Exhibition organizers and backers include AEG Live Exhibitions, a unit of AEG Live, which also sponsors Celine Dion's "A New Day" at Caesars Palace in Las Vegas. Arts and Exhibitions International, a private company run by two Clear Channel Communications veterans whose other current offering is "Diana: A Celebration," provides organizational experience.

The National Geographic Society is the nonprofit force behind the national tour, turning out books and video offerings, and drumming up publicity (the society sponsored a "forensic examination" of Tut's mummified remains, for instance, complete with CSI-like CAT scans).

The exhibit's 130 artifacts - including Tut's royal diadem (but not his famous gold death mask, which Egyptian authorities will not allow out of the country) and exquisite gold coffinette, which once housed the king's liver - were selected by Egypt's Supreme Council of Antiquities under the direction of Zahi Hawass, council secretary-general and a former student of Silverman's at Penn.

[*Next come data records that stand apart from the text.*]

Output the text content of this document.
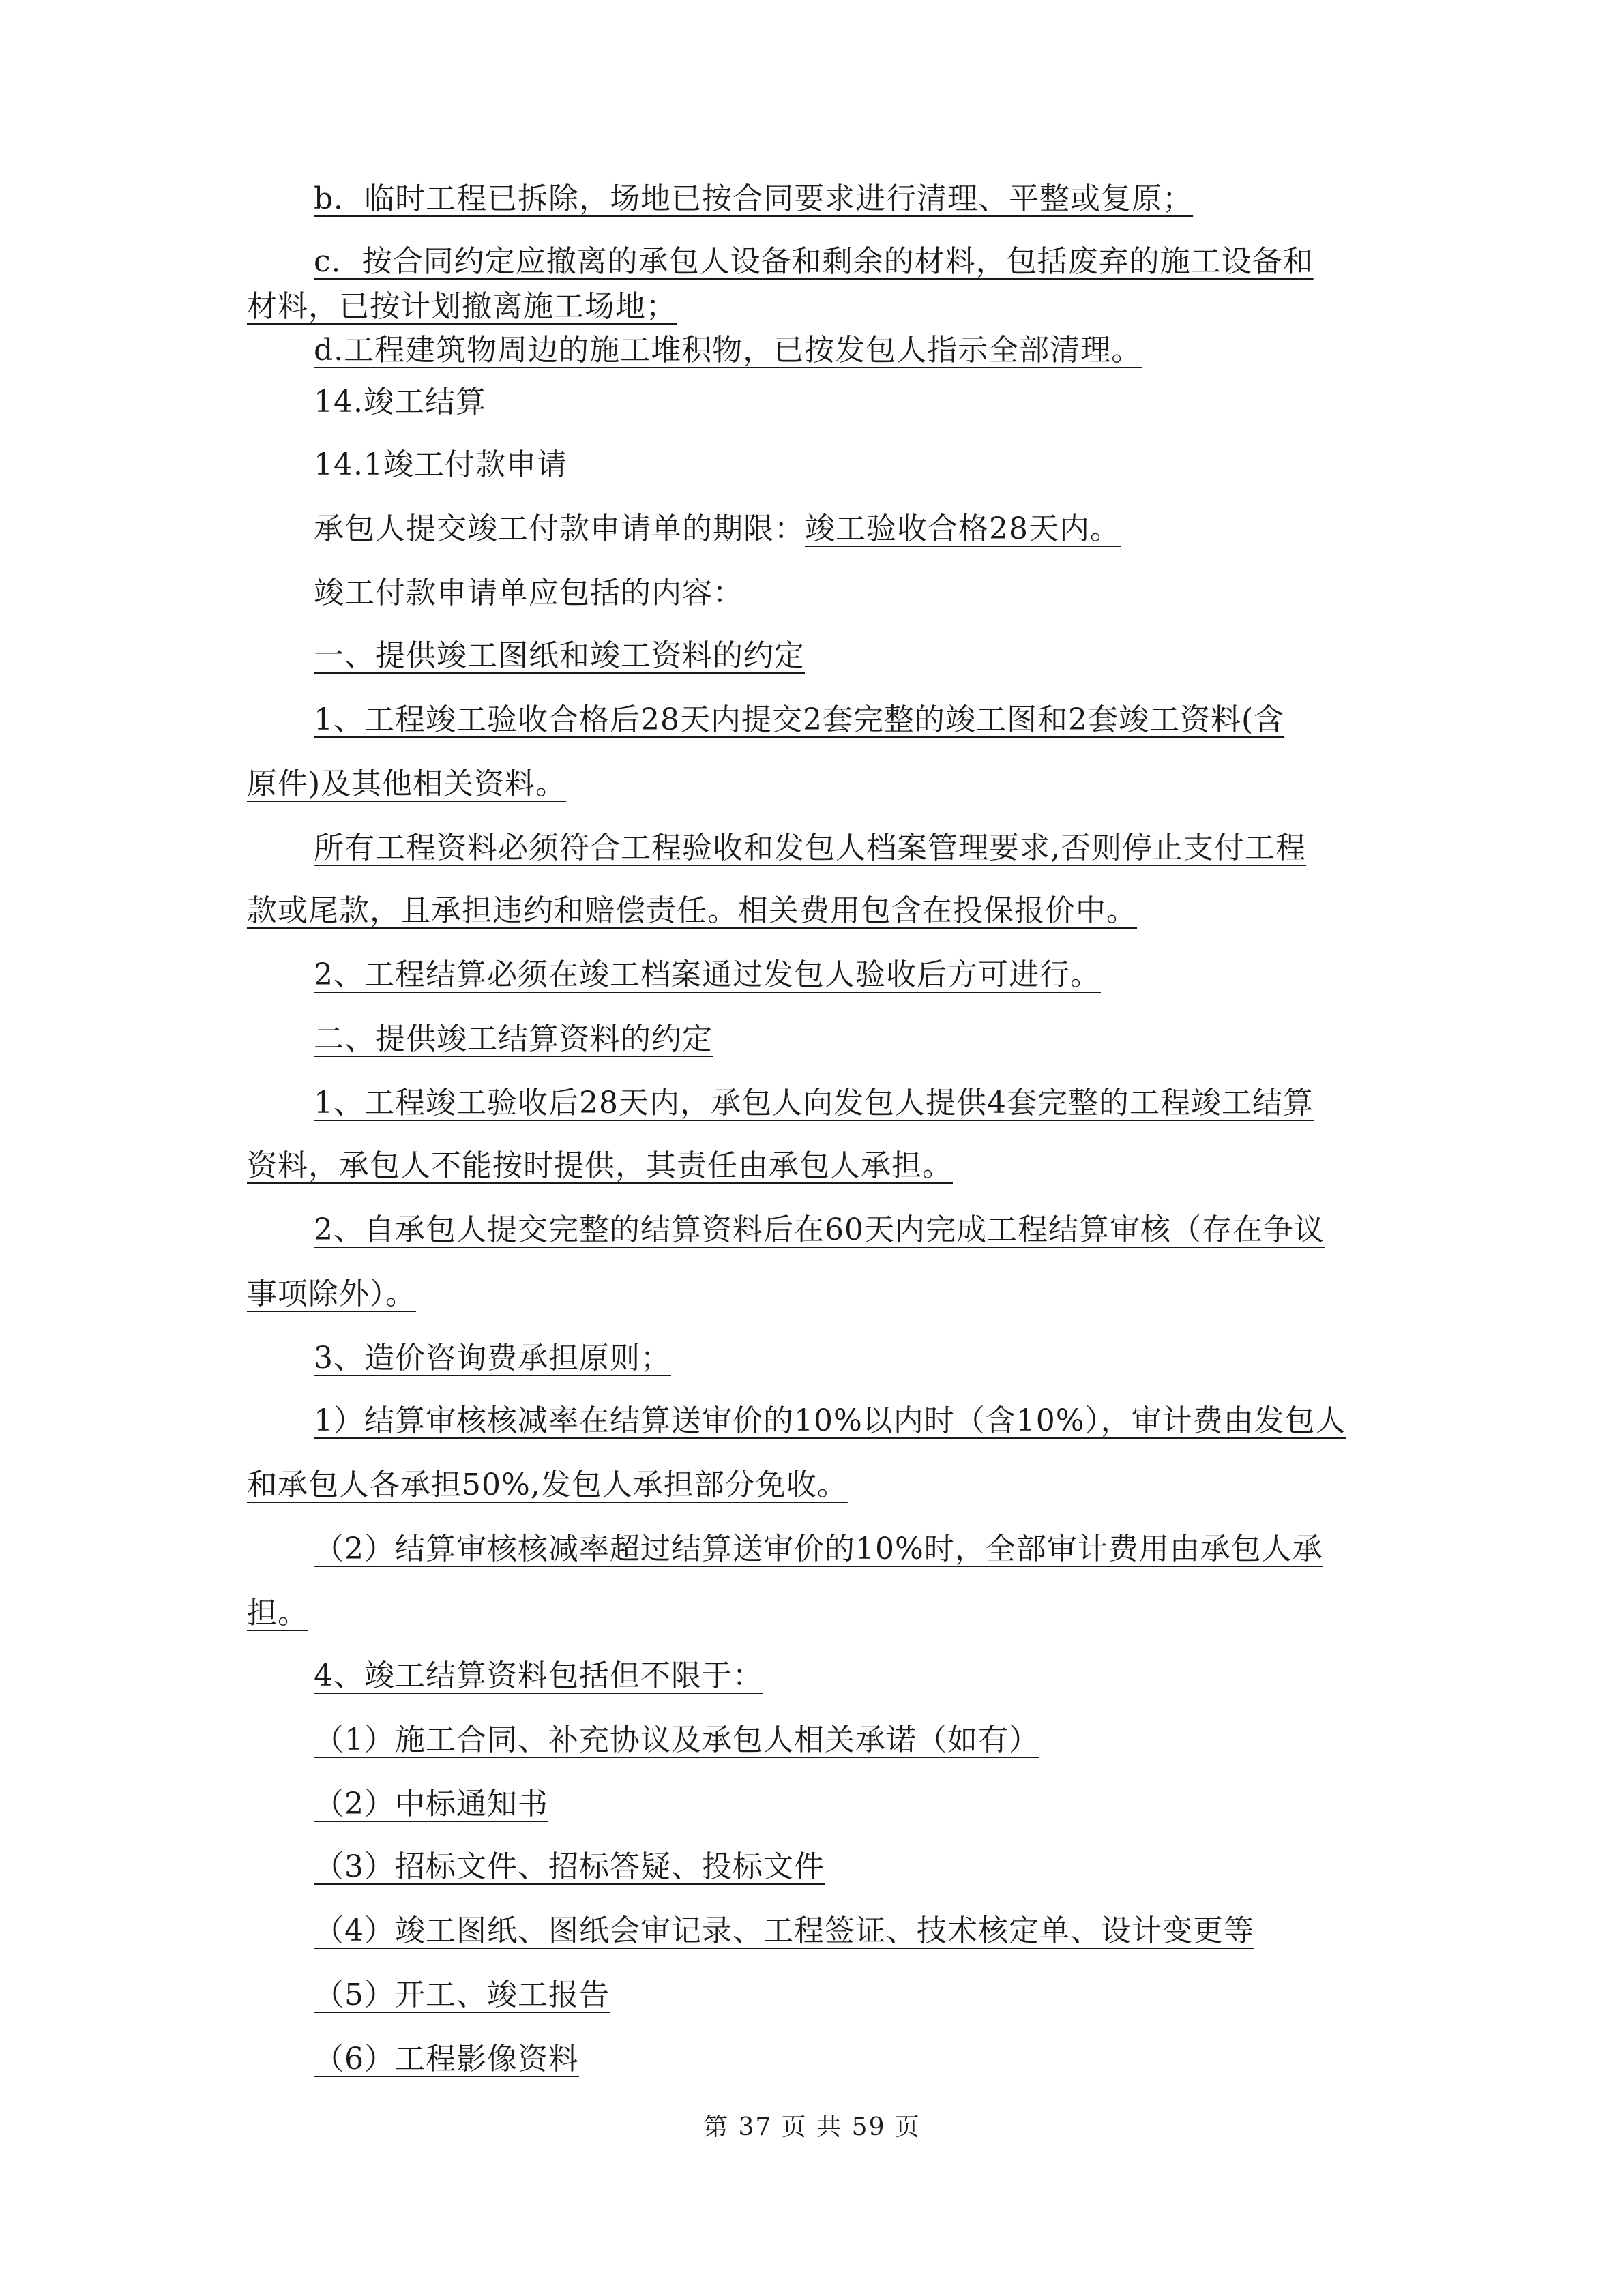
b．临时工程已拆除，场地已按合同要求进行清理、平整或复原；
c．按合同约定应撤离的承包人设备和剩余的材料，包括废弃的施工设备和
材料，已按计划撤离施工场地；
d.工程建筑物周边的施工堆积物，已按发包人指示全部清理。
14.竣工结算
14.1竣工付款申请
承包人提交竣工付款申请单的期限：竣工验收合格28天内。
竣工付款申请单应包括的内容：
一、提供竣工图纸和竣工资料的约定
1、工程竣工验收合格后28天内提交2套完整的竣工图和2套竣工资料(含
原件)及其他相关资料。
所有工程资料必须符合工程验收和发包人档案管理要求,否则停止支付工程
款或尾款，且承担违约和赔偿责任。相关费用包含在投保报价中。
2、工程结算必须在竣工档案通过发包人验收后方可进行。
二、提供竣工结算资料的约定
1、工程竣工验收后28天内，承包人向发包人提供4套完整的工程竣工结算
资料，承包人不能按时提供，其责任由承包人承担。
2、自承包人提交完整的结算资料后在60天内完成工程结算审核（存在争议
事项除外）。
3、造价咨询费承担原则；
1）结算审核核减率在结算送审价的10%以内时（含10%），审计费由发包人
和承包人各承担50%,发包人承担部分免收。
（2）结算审核核减率超过结算送审价的10%时，全部审计费用由承包人承
担。
4、竣工结算资料包括但不限于：
（1）施工合同、补充协议及承包人相关承诺（如有）
（2）中标通知书
（3）招标文件、招标答疑、投标文件
（4）竣工图纸、图纸会审记录、工程签证、技术核定单、设计变更等
（5）开工、竣工报告
（6）工程影像资料
第 37 页 共 59 页
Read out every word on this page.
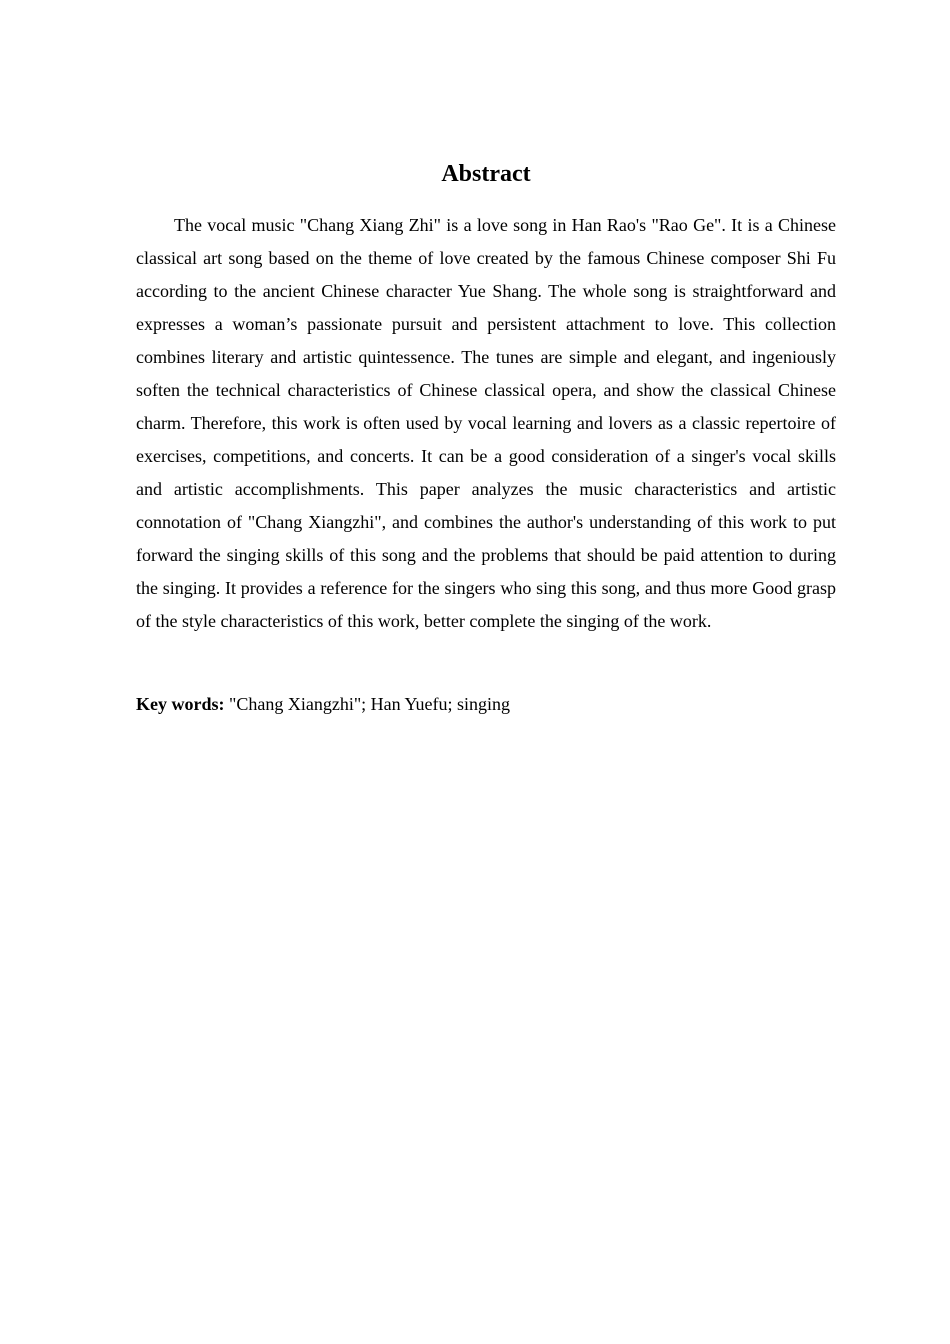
Abstract

The vocal music "Chang Xiang Zhi" is a love song in Han Rao's "Rao Ge". It is a Chinese classical art song based on the theme of love created by the famous Chinese composer Shi Fu according to the ancient Chinese character Yue Shang. The whole song is straightforward and expresses a woman’s passionate pursuit and persistent attachment to love. This collection combines literary and artistic quintessence. The tunes are simple and elegant, and ingeniously soften the technical characteristics of Chinese classical opera, and show the classical Chinese charm. Therefore, this work is often used by vocal learning and lovers as a classic repertoire of exercises, competitions, and concerts. It can be a good consideration of a singer's vocal skills and artistic accomplishments. This paper analyzes the music characteristics and artistic connotation of "Chang Xiangzhi", and combines the author's understanding of this work to put forward the singing skills of this song and the problems that should be paid attention to during the singing. It provides a reference for the singers who sing this song, and thus more Good grasp of the style characteristics of this work, better complete the singing of the work.

Key words: "Chang Xiangzhi"; Han Yuefu; singing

According to John Norman, head of Arts and Exhibitions, the Egyptian government has been guaranteed $20 million plus a percentage of the gate, which will go to conservation and construction of a museum in Cairo.

Asked about all the middlemen and marketers involved with the tour, Norman said his company and AEG put the whole costly package together; insurance alone was astronomical, he said.

"At the end of the day, these objects wouldn't be in the United States and doing this tour if it wasn't for us being around to meet the financial demands," Norman said. "We're talking millions of dollars it takes to produce this."

Tim Leiweke, head of AEG, put a little perspective on it. "I'm not sure there's so much difference between Tutankhamun and Celine Dion," he joked to USA Today. "It's about entertaining people, moving them emotionally, making them feel good about the time and money spent."

Silverman begs to differ a bit.

"There is a difference," he said. "[Celine Dion] never told a story. That's a big difference. That's a one-time thing. She comes out. They do it for a couple of hours. People go home. I'd say that's closer to an art exhibit. You go there. You appreciate it. You walk away.

"Whereas this represents involvement. I want real involvement. I want people to feel."

After Tut departed the United States the last time, Silverman decided to leave Chicago and take a position at Penn, which is now showing a Tut companion exhibition, "Amarna: Ancient Egypt's Place in the Sun." He cocurated the show with Jennifer Wegner, research specialist in the University Museum's Egyptian section, and Josef Wegner, associate curator and professor in the section.

The "Tut Trolley" will ferry visitors between the Franklin Institute and the University Museum through September.

"When I left Chicago," mused Silverman, "everyone said to me, 'What are you going to do for an encore?' It took me 26 years to answer it."

King Tut in Philly

"Tutankhamun and the Golden Age of the Pharaohs" opens Saturday at the Franklin Institute, 222 N. 20th St., and runs through Sept. 30.

Tickets are timed and dated, for admission between 9 a.m. and 8 p.m. daily. Adults $27.50 ($32.50 Fri-Sun); seniors, students and military with ID $24 (Fri-Sun $30); children 4-11 $17.50. Group tickets available.